You won’t have tried anything quite like this whisky before. It is batting well above its age statement and we could not be more proud of it.”
Nose: Dark brown sugar & cinnamon. Fresh cut oak, vanilla blackcurrant ice-cream and stewed fruit.
Taste: Dark cocoa, pear, custard apple and subtle spicy tannins.
Finish: Very long finish – Wonderful fruitful spirit with toasted spicy oak.
When you walk into Barrel House 28 you will be greeted by the world’s finest barrels – floor to ceiling, our own copper pot stills and great spirits.
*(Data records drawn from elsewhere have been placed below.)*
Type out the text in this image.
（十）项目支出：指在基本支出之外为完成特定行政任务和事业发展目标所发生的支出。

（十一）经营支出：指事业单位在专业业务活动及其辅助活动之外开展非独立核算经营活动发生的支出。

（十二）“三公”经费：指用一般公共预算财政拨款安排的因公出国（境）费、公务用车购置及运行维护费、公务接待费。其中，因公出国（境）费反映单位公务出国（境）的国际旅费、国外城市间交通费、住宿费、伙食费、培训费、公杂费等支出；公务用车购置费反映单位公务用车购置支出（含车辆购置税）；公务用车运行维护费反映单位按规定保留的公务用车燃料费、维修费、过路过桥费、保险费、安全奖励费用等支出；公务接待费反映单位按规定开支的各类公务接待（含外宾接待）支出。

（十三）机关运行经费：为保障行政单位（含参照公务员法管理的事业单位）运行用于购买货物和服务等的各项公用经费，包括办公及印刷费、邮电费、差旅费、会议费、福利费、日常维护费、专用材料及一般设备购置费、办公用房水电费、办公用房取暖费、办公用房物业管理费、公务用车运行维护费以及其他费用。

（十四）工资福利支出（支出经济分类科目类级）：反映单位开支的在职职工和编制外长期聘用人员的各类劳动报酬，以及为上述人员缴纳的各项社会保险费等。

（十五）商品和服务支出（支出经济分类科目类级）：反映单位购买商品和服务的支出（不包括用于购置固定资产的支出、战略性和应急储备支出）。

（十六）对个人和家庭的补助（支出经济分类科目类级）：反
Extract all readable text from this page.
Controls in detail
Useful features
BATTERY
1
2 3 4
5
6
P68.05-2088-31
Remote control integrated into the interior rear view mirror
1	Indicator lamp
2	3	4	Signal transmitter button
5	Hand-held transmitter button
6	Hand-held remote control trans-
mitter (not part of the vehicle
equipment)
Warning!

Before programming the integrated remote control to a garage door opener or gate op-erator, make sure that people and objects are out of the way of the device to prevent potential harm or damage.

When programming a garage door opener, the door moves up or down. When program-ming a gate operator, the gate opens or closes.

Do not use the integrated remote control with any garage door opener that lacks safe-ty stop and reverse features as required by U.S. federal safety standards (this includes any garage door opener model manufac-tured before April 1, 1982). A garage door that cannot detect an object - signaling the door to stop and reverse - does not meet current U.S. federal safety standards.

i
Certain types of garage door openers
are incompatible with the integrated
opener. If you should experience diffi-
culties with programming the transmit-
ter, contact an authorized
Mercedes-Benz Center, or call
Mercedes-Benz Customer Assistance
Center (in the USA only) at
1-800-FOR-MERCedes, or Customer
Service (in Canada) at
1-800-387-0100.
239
In the footsteps of the Yarra Valley a region known for being incredibly discerning and only producing the highest quality produce. We carefully select the finest quality spirits locally and from around the world, then carefully age them with our own casks to make a unique, quality product that you can trust and will adore.
By the banks of the Murray River, Corowa’s Flour Mill built our town from the ground up. Exporting grains across the country and around the world, she was a powerhouse. Until her doors shut in 1970 and the building was left to decay. It was the end of an era and our whole town felt it.
When two men with a love of footy and a passion for whisky meet, something beautiful happens: an idea to turn the town’s abandoned flour mill into a world-class whisky distillery. Ambitious? Yes. A little nuts? Maybe.
In every drop of Corowa’s finest, you’ll get a taste of true Australia. And that’s the way it should be. From the grains we source from local farmers, to the water we pinch from the Murray River, and our copper stills handmade right here, we’ve always supported local.
We’ve travelled across the world to master our craft and train under top distillery experts. From the Scottish highlands to the Tasmanian mountains, we’ve brought back their secrets and made it our own. Looking at this ancient craft through fresh eyes, we’ve captured its essence and created new processes for a refreshingly new take on whisky.